EXHIBITIONS / THE MYTH OF THE REAL
23.09.2010 to 16.10.2010
The current discourse around the medium of photography discloses a multiplicity of positions. Here, it remains contextually explicit to the dialogue of painting. The camera and how it communicates its reality and presence declares a confluence that annuls the traditional perceptions of the media, acting as database and conduit to the condition of painting.
Each image is explored as one explores the surface and image in painting. Faces from the present and past; scaled down buildings that are
presented on the traditional support of painting, reconfirm its history.
JB
Bloomfield’s position is one of acceptance, almost symbiotically, of the photographic medium within his own painting practice. This is no trivial detail. Photography has been the single most important influence upon the painted medium since the use of oil paint. Within this artist’s practice I see the photographic functioning as painting, importantly, outside of the dialogue that is dictated by modernist, through to Postmodernist, considerations upon the act of photography as a visual institution.
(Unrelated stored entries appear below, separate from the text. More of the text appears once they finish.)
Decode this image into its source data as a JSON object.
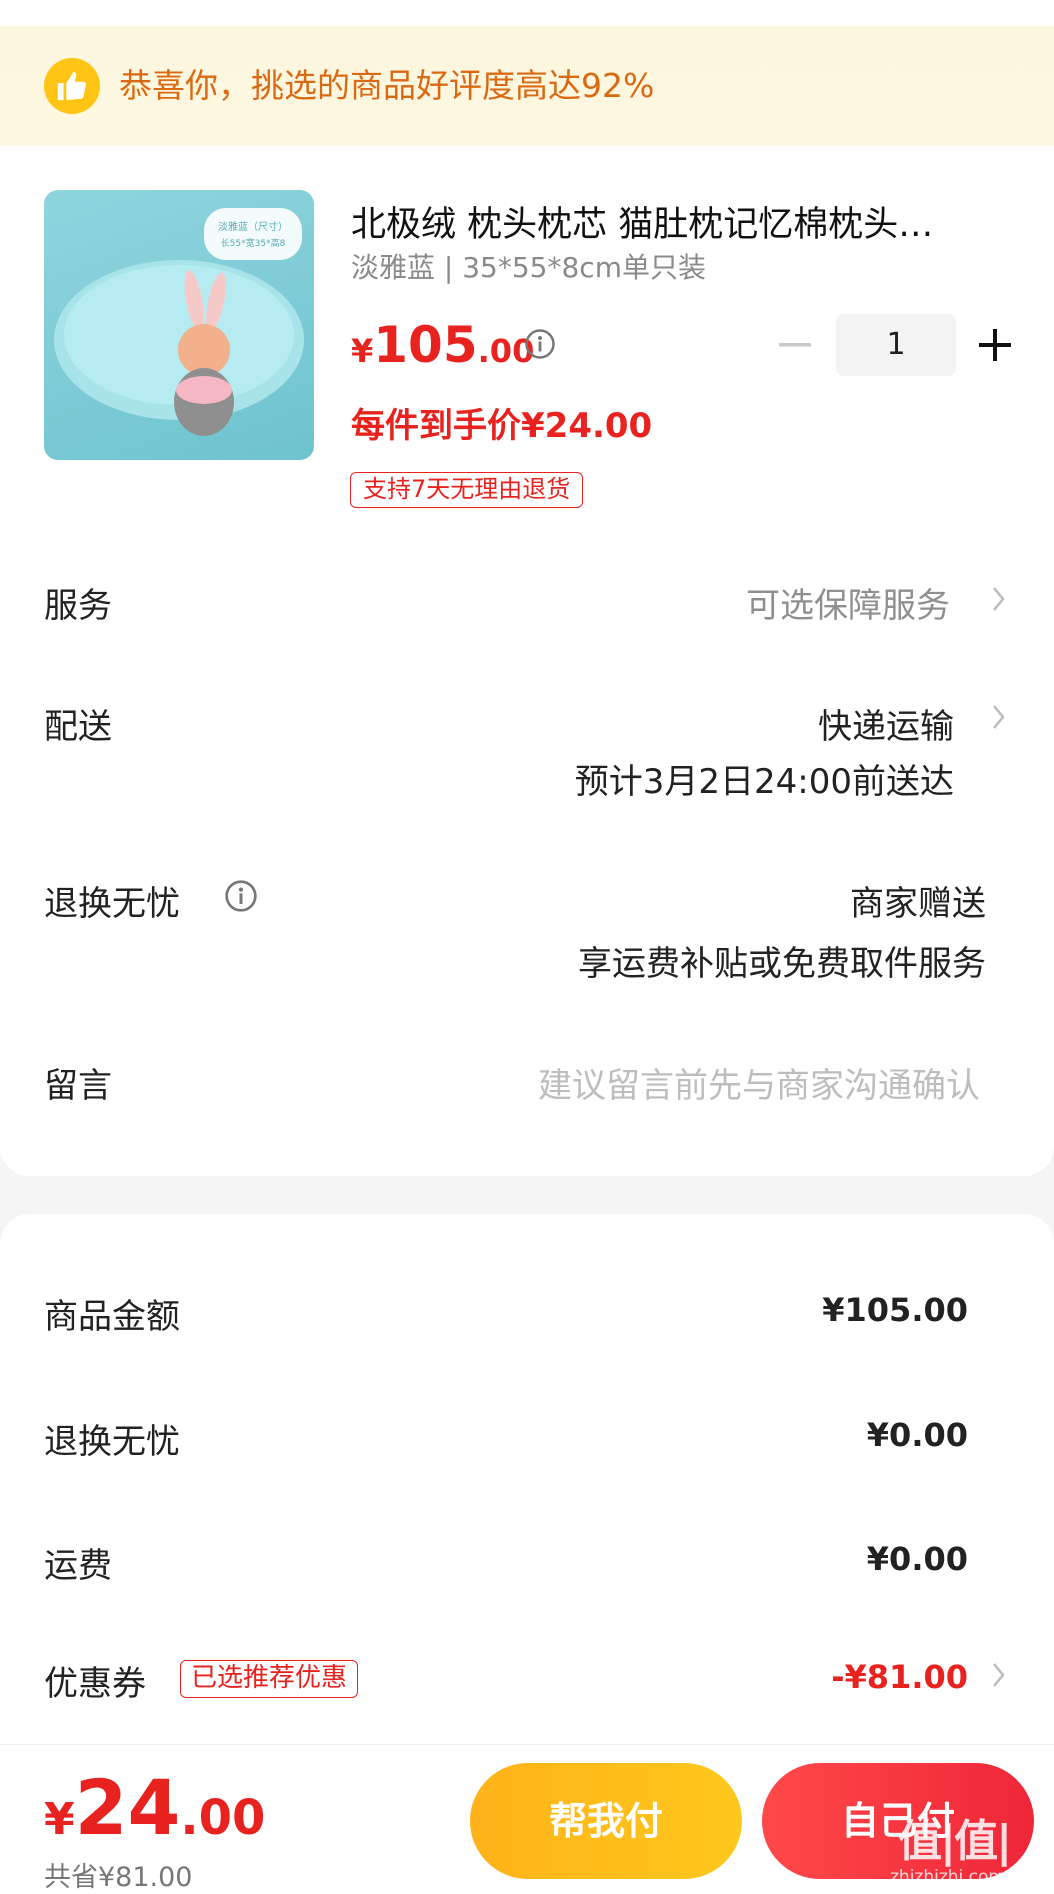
{
  "banner": {
    "icon": "thumbs-up-icon",
    "text": "恭喜你，挑选的商品好评度高达92%"
  },
  "product": {
    "title": "北极绒 枕头枕芯 猫肚枕记忆棉枕头…",
    "sku": "淡雅蓝 | 35*55*8cm单只装",
    "price_symbol": "¥",
    "price_int": "105",
    "price_dec": ".00",
    "quantity": "1",
    "hand_price": "每件到手价¥24.00",
    "return_tag": "支持7天无理由退货",
    "image_label_1": "淡雅蓝（尺寸）",
    "image_label_2": "长55*宽35*高8"
  },
  "rows": {
    "service_label": "服务",
    "service_value": "可选保障服务",
    "delivery_label": "配送",
    "delivery_value": "快递运输",
    "delivery_eta": "预计3月2日24:00前送达",
    "return_label": "退换无忧",
    "return_value": "商家赠送",
    "return_desc": "享运费补贴或免费取件服务",
    "message_label": "留言",
    "message_placeholder": "建议留言前先与商家沟通确认"
  },
  "summary": {
    "goods_label": "商品金额",
    "goods_value": "¥105.00",
    "return_label": "退换无忧",
    "return_value": "¥0.00",
    "shipping_label": "运费",
    "shipping_value": "¥0.00",
    "coupon_label": "优惠券",
    "coupon_tag": "已选推荐优惠",
    "coupon_value": "-¥81.00"
  },
  "bottom": {
    "total_symbol": "¥",
    "total_int": "24",
    "total_dec": ".00",
    "saved": "共省¥81.00",
    "help_pay": "帮我付",
    "self_pay": "自己付",
    "watermark": "值|值|值",
    "watermark_url": "zhizhizhi.com"
  },
  "colors": {
    "accent_red": "#e8231f",
    "banner_text": "#d96a12",
    "help_button": "#ffc01a",
    "self_button": "#f23040"
  }
}
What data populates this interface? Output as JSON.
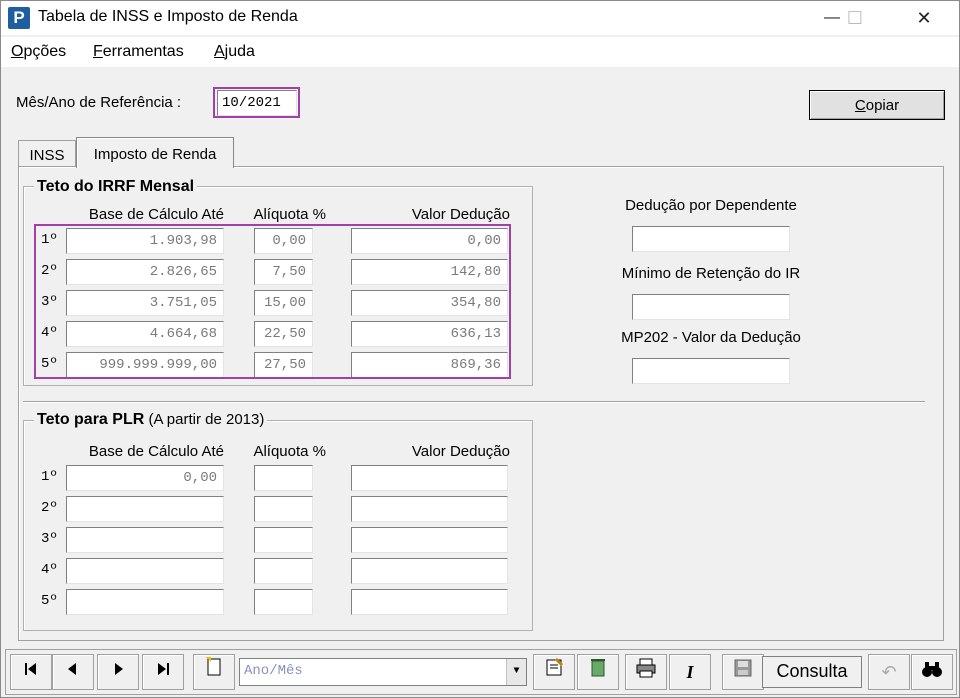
{
  "window": {
    "app_icon": "P",
    "title": "Tabela de INSS e Imposto de Renda",
    "minimize": "—",
    "maximize": "☐",
    "close": "✕"
  },
  "menu": [
    {
      "label": "Opções",
      "underline_char": "O",
      "rest": "pções"
    },
    {
      "label": "Ferramentas",
      "underline_char": "F",
      "rest": "erramentas"
    },
    {
      "label": "Ajuda",
      "underline_char": "A",
      "rest": "juda"
    }
  ],
  "reference": {
    "label": "Mês/Ano de Referência :",
    "value": "10/2021"
  },
  "copy_button": {
    "underline_char": "C",
    "rest": "opiar"
  },
  "tabs": [
    {
      "label": "INSS"
    },
    {
      "label": "Imposto de Renda"
    }
  ],
  "irrf": {
    "title": "Teto do IRRF Mensal",
    "headers": {
      "base": "Base de Cálculo Até",
      "aliquota": "Alíquota %",
      "deducao": "Valor Dedução"
    },
    "rows": [
      {
        "label": "1º",
        "base": "1.903,98",
        "aliquota": "0,00",
        "deducao": "0,00"
      },
      {
        "label": "2º",
        "base": "2.826,65",
        "aliquota": "7,50",
        "deducao": "142,80"
      },
      {
        "label": "3º",
        "base": "3.751,05",
        "aliquota": "15,00",
        "deducao": "354,80"
      },
      {
        "label": "4º",
        "base": "4.664,68",
        "aliquota": "22,50",
        "deducao": "636,13"
      },
      {
        "label": "5º",
        "base": "999.999.999,00",
        "aliquota": "27,50",
        "deducao": "869,36"
      }
    ]
  },
  "plr": {
    "title": "Teto para PLR",
    "subtitle": "(A partir de 2013)",
    "headers": {
      "base": "Base de Cálculo Até",
      "aliquota": "Alíquota %",
      "deducao": "Valor Dedução"
    },
    "rows": [
      {
        "label": "1º",
        "base": "0,00",
        "aliquota": "",
        "deducao": ""
      },
      {
        "label": "2º",
        "base": "",
        "aliquota": "",
        "deducao": ""
      },
      {
        "label": "3º",
        "base": "",
        "aliquota": "",
        "deducao": ""
      },
      {
        "label": "4º",
        "base": "",
        "aliquota": "",
        "deducao": ""
      },
      {
        "label": "5º",
        "base": "",
        "aliquota": "",
        "deducao": ""
      }
    ]
  },
  "side": {
    "dependente_label": "Dedução por Dependente",
    "dependente_value": "",
    "minimo_label": "Mínimo de Retenção do IR",
    "minimo_value": "",
    "mp202_label": "MP202 - Valor da Dedução",
    "mp202_value": ""
  },
  "toolbar": {
    "first": "first-record-icon",
    "prev": "previous-record-icon",
    "next": "next-record-icon",
    "last": "last-record-icon",
    "new": "new-document-icon",
    "combo_placeholder": "Ano/Mês",
    "mode": "Consulta",
    "icons": [
      "edit-document-icon",
      "recycle-delete-icon",
      "printer-icon",
      "italic-icon",
      "save-icon",
      "undo-icon",
      "binoculars-search-icon"
    ]
  }
}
I certainly can’t help but wonder if the functional shift within this medium, through digital formations like Flickr and Photobucket, cheaper cameras and printing, phone cameras, and more to come, liberate visual artists, like Bloomfield, to exploit, or explore, other implications outside of these past dialogues? If so, photography then has emerged as another visual tool at the disposal of the contemporary visual artist. Hierarchies have became destabilised and artists are much more willing to negotiate an idea using whatever visual language is out there toward their own purposes. This varies from the Modernist hangover where a responsibility, or allegiance, toward a particular medium or style is indistinguishable from holistic praxis.